Un altro tema centrale delle dichiarazioni di Spalletti è stato il cambio di Cabal. Il giovane difensore colombiano, che ha mostrato qualche difficoltà nelle sue prime uscite con la Juventus, è stato oggetto di un’analisi da parte del tecnico. “Lui deve imparare talvolta a correggere la sua emozione”, ha spiegato Spalletti, riferendosi alla necessità di gestire meglio l’energia e la reattività in campo. Nonostante qualche errore, l’allenatore ha riconosciuto le qualità fisiche e tecniche del giocatore, che possiede “gamba e forza” e una notevole capacità di accelerare. “È talentuoso anche chi fa 20 volte i 100 metri a tutto fuoco e lui ha questo”, ha aggiunto Spalletti, indicando le caratteristiche che rendono Cabal un difensore di grande potenziale. Tuttavia, l’allenatore ha ammesso che il giovane colombiano deve lavorare per esprimere il suo valore al meglio. “Nelle partite che ha giocato fino a ora è stato troppo sporco per il valore che ha, per cui gli ho rotto un po’ le scatole”, ha concluso Spalletti, facendo capire che la sua intenzione è quella di spingere Cabal a migliorare per raggiungere il suo pieno potenziale.

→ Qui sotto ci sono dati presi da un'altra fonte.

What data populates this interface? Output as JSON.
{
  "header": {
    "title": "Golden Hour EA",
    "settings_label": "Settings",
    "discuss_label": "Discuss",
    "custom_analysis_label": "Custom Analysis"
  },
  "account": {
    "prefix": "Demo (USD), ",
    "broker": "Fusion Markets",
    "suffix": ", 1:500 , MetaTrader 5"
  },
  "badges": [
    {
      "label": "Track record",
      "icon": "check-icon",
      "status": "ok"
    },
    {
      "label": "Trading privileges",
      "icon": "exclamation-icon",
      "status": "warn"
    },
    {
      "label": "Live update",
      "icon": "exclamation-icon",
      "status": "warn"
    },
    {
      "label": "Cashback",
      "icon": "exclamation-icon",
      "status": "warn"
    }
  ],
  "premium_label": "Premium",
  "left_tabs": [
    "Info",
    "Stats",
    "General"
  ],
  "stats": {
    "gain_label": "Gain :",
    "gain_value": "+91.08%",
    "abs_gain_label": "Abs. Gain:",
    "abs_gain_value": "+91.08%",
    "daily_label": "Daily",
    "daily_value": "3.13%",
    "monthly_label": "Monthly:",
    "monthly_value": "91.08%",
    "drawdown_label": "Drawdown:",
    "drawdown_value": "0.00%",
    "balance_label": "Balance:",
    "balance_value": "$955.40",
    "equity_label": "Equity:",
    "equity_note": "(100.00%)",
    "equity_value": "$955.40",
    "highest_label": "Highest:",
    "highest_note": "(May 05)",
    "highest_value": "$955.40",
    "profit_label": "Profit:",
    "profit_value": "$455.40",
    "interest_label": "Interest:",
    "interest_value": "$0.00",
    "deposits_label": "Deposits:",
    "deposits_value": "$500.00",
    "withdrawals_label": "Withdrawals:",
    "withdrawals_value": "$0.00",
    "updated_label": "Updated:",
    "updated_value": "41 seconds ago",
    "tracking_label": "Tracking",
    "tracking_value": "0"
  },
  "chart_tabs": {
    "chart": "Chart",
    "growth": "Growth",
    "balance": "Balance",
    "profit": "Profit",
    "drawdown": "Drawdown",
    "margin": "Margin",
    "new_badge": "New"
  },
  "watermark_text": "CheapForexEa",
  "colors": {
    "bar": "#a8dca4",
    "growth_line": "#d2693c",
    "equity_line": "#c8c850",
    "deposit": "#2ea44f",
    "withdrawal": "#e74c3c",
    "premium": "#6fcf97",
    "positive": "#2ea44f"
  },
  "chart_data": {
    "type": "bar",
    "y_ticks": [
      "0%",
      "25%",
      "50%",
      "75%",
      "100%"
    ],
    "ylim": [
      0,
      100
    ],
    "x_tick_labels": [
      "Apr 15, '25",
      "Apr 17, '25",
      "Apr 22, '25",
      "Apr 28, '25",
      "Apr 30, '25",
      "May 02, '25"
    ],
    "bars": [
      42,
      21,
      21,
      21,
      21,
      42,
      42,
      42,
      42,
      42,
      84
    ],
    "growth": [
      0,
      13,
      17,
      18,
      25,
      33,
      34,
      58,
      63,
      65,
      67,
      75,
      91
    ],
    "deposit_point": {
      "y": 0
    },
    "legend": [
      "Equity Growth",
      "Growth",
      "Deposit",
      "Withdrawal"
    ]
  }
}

Infine, l’allenatore ha parlato anche di Openda, un altro giocatore che sta crescendo sotto la sua guida. Spalletti ha definito il belga un “calciatore differente”, capace di legare il gioco e di adattarsi alle esigenze tattiche della squadra. “A volte mi sembra più una seconda che una prima punta”, ha detto il tecnico, evidenziando la versatilità dell’attaccante. Secondo Spalletti, Openda si esprime al meglio contro squadre come il Bologna, che offrono spazi in campo aperto: “Si trova più a suo agio perché ha 60 metri di strappo fatti di potenza e velocità pura”. Una descrizione che fa capire come il belga, in determinate circostanze, possa rivelarsi un’arma decisiva per la Juventus. In questo caso, infatti, la partita contro il Bologna ha favorito le caratteristiche fisiche e tecniche di Openda, che ha potuto sfruttare la sua velocità per mettere in difficoltà la difesa avversaria.

La Juventus si prepara a proseguire il suo cammino, con Spalletti che ha dimostrato di aver trovato un buon equilibrio tra motivazione e analisi tattica. La vittoria contro il Bologna è solo un passo nel lungo percorso di crescita della squadra, ma per il tecnico bianconero è senza dubbio una delle soddisfazioni più importanti da quando è arrivato a Torino.